7. The pointer instrument reading identification method based on computer vision and deep learning of claim 1, characterized in that: the step (4) of rotating and dividing the preprocessed image according to the coordinate information and the angle information of the line segment determined as the scale mark, and acquiring the specific content of the image of the area where the number corresponding to the scale is located includes the following operation steps:

(41) Respectively calculating the distances from the two end points of the scale mark to the central point of the image, taking a point with a smaller distance, and setting the coordinates as (x, y);

8. The pointer instrument reading identification method based on computer vision and deep learning of claim 1, characterized in that: in the step (4), the single digital area image is further segmented, and the images obtained after segmentation are processed into a standard image with the height of 72 pixels and the width of 72 pixels.

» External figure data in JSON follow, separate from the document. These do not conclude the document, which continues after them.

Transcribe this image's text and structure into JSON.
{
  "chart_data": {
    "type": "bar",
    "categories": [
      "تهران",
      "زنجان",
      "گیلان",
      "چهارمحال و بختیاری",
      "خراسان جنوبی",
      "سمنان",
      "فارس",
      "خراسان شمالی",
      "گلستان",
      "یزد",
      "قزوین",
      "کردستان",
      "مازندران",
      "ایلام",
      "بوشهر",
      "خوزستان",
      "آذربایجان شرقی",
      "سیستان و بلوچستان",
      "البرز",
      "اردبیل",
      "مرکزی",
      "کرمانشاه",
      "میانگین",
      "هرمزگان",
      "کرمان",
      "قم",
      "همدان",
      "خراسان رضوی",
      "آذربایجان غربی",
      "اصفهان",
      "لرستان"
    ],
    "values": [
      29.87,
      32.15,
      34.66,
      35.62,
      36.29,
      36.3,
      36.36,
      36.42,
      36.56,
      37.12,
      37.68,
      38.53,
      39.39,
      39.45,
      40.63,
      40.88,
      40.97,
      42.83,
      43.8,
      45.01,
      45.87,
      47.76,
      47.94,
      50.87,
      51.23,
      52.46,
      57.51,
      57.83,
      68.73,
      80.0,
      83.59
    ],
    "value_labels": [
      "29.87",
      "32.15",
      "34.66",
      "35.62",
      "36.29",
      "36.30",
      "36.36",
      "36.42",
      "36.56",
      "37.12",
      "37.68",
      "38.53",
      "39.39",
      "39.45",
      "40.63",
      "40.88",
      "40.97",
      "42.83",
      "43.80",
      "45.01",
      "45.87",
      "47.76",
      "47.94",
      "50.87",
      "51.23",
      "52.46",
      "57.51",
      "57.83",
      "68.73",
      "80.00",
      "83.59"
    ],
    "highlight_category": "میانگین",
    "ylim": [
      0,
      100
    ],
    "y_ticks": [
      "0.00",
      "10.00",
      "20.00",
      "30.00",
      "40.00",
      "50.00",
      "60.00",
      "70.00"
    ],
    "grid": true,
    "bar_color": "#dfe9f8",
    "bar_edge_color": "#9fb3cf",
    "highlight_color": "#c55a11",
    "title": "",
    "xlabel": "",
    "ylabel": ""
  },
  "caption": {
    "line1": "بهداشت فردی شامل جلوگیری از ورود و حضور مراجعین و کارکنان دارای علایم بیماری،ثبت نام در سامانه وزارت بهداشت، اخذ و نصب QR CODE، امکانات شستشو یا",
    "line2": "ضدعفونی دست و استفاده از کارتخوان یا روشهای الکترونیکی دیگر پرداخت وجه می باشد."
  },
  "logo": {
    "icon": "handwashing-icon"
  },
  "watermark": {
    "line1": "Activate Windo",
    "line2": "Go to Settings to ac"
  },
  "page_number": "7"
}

9. The pointer instrument reading identification method based on computer vision and deep learning of claim 1, characterized in that: in the step (5), the returned single digital image is identified through a pre-trained deep neural network, and the specific content of the digital image with the maximum confidence coefficient is obtained through the following operation steps:

(5101) Selecting a deep neural network as a training network;

10. The pointer instrument reading identification method based on computer vision and deep learning of claim 1, characterized in that: the step (5) of sequencing the identified numbers according to the returned acquired single number position information to obtain the specific content of the final number comprises the following operation steps:

(5202) Sorting the numbers according to the x value of the coordinate at the upper left corner from small to large, and combining the sorted numbers into an integer;

11. The pointer instrument reading identification method based on computer vision and deep learning of claim 1, characterized in that: the step (6) of returning the angle information determined as the scale mark according to the step (3) and the final number returned in the step (5) and calculating the specific content of the value represented by each degree comprises the following operation steps:

(6103) Taking the median of all numbers represented by each degree as the final result.

12. The pointer instrument reading identification method based on computer vision and deep learning of claim 1 or 11, wherein: the specific content of calculating the final reading result according to the angle information returned as the judgment pointer in the step (6) comprises the following operation steps:

(6203) Taking the median of all reading results as the final reading result.